To outline this point, Wait looked around the crowded
restaurant. “Our minimum requirement is for a site that can fit
110 seats which requires a capital investment of £1.5 million.
But although 40 per cent of the space is the kitchens and back
of house that part takes up probably 60 per cent of the capital
cost. And these monsters have to be built to last – our busiest
site, for example, serves over 10,000 customers a week and we
want to trade every day of the week from midday to 11pm.”
And to achieve this optimum level of business they have to open
in the right location. “What we are always looking for, whether
in a town or in a London village, is a micro-location where our
potential customers live, work, shop and will want to go out and
eat seven days a week, lunch and dinner. In age terms wagamama’s
customers form a broad church but they are definitely those who
appreciate that a bowl of noodles is a healthy alternative to a
sandwich. And we don’t want to be in an area that is too heavily
skewed towards night time drinking. This site here hit all the
right buttons even though there is no shopping along the South
Bank because instead it is an area where people spend a lot of
leisure time.
“But I have walked away from a lot of potentially good sites,”
Wait added, “because the rents were just too high. The telling
question is can the restaurant sustain the rent through the
troughs?
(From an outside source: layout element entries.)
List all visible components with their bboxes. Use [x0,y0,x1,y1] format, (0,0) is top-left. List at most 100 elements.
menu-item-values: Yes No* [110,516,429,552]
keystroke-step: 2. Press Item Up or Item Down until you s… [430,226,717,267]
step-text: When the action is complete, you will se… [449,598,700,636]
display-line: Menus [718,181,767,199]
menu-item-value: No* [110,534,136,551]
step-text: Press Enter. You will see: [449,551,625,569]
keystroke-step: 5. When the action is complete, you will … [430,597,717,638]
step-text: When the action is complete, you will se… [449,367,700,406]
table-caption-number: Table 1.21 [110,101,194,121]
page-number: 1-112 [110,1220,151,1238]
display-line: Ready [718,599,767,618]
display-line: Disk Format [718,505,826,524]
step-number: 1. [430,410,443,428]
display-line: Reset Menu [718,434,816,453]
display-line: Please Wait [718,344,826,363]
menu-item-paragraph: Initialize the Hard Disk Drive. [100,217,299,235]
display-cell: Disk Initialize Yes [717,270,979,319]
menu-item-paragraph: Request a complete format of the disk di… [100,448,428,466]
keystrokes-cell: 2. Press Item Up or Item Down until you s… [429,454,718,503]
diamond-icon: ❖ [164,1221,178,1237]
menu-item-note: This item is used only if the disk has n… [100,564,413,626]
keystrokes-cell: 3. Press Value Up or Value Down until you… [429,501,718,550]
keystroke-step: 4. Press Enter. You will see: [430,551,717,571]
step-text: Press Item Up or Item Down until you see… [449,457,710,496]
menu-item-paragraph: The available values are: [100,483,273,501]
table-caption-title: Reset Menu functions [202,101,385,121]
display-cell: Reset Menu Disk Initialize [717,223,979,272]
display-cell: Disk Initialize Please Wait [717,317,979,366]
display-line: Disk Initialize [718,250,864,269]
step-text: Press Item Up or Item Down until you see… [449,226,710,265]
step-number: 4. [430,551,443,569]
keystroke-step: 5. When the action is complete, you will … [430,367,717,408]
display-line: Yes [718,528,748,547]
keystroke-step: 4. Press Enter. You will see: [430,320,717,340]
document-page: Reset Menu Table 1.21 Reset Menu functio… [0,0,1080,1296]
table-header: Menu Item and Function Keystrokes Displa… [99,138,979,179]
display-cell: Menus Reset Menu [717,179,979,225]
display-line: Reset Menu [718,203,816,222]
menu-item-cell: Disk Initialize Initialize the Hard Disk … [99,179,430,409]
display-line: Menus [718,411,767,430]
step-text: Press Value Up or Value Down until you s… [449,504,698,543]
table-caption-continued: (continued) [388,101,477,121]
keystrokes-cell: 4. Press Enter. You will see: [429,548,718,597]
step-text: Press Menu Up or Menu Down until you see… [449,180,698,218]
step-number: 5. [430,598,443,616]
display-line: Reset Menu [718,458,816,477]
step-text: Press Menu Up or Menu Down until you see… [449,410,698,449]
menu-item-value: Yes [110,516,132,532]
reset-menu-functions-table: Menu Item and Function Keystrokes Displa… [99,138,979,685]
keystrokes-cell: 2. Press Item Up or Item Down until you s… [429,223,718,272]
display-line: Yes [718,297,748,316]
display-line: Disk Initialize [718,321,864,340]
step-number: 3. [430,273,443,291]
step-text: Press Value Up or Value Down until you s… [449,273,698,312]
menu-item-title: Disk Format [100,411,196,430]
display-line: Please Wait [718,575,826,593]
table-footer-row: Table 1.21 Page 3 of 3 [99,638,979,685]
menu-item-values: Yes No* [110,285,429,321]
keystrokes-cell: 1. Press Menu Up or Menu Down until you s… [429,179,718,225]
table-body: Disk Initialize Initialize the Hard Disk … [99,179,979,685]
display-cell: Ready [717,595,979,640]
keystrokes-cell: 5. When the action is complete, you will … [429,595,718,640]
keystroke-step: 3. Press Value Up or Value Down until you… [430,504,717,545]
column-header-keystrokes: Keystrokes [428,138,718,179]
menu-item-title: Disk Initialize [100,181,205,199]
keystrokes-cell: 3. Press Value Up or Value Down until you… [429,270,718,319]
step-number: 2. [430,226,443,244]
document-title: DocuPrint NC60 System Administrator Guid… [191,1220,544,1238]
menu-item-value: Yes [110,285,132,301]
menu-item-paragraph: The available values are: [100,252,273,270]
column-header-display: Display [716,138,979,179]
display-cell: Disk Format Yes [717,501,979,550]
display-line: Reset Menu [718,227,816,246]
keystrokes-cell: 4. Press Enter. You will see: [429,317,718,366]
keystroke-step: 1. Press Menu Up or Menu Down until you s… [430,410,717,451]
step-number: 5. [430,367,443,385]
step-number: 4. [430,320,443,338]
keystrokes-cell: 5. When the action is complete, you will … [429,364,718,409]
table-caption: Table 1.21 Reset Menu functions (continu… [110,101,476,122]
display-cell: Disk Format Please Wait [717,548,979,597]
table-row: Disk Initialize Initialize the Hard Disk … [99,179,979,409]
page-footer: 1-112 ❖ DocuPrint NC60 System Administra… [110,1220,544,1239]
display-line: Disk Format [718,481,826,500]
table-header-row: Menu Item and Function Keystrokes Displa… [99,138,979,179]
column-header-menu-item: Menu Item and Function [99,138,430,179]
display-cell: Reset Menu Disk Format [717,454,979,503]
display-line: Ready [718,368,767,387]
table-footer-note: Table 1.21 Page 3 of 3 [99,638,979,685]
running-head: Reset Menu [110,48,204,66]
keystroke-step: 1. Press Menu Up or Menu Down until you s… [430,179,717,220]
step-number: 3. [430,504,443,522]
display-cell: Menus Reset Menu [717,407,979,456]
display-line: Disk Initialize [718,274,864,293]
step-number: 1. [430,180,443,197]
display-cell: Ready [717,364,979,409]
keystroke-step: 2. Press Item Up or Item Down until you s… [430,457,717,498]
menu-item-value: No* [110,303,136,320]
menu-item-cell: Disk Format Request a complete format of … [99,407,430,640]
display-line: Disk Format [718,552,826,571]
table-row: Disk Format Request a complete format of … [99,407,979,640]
It is sad to see sites which I turned down offered back
to me because the restaurateur who took it on eventually
discovered that they could not make it.”
If finding the right site at the right price is the skill which
underpins the business plan of so many successful restaurant
groups, Wait also believes that for the growing number of
restaurant groups their property portfolio is their second most
important asset after the balance sheet. “Obviously, the lease
is any restaurant’s longest term commitment. You can do a deal
with a company to supply you with beer or water for a year but a
property lease is for 20 or 25 years. But if you need extra
financing it is the property portfolio that the bankers will
want to look at first and if they discover that there is
anything untoward in there they’ll skin you. Your deals on the
property portfolio are the key to any restaurant group’s long
term financial health.
“And I think that the key to achieving this is just being
accurate.” Wait added. “There are a huge number of details in
any restaurant lease and very often a lot just get swept under
the carpet so that the lease can get signed quickly. That’s not
my style. I know of one successful restaurant company that was
almost forced into bankruptcy because it signed a lease on the
assumption that it could build new drains for the kitchen but
then discovered that it could not and another that had signed
their lease and then applied for their electricity supply only
to be told that there was no spare capacity on the grid. And as
the number of restaurants increase they are putting an
increasingly big strain on London’s rather old infrastructure. I
simply won’t accept any landlord’s assurance that I will be able
to secure the gas, water or electricity that I know one of my
restaurants will need without their written assurance that this
is the case. Even simple upgrades can take months and cost
thousands of pounds.”
Instead, a small bill for £25 appeared for lunch and then two 53
year olds tried to extricate themselves from wagamama’s benches
as gracefully as possible. Wait promptly donned his motorcycle
gear and headed off to look at yet another possible site.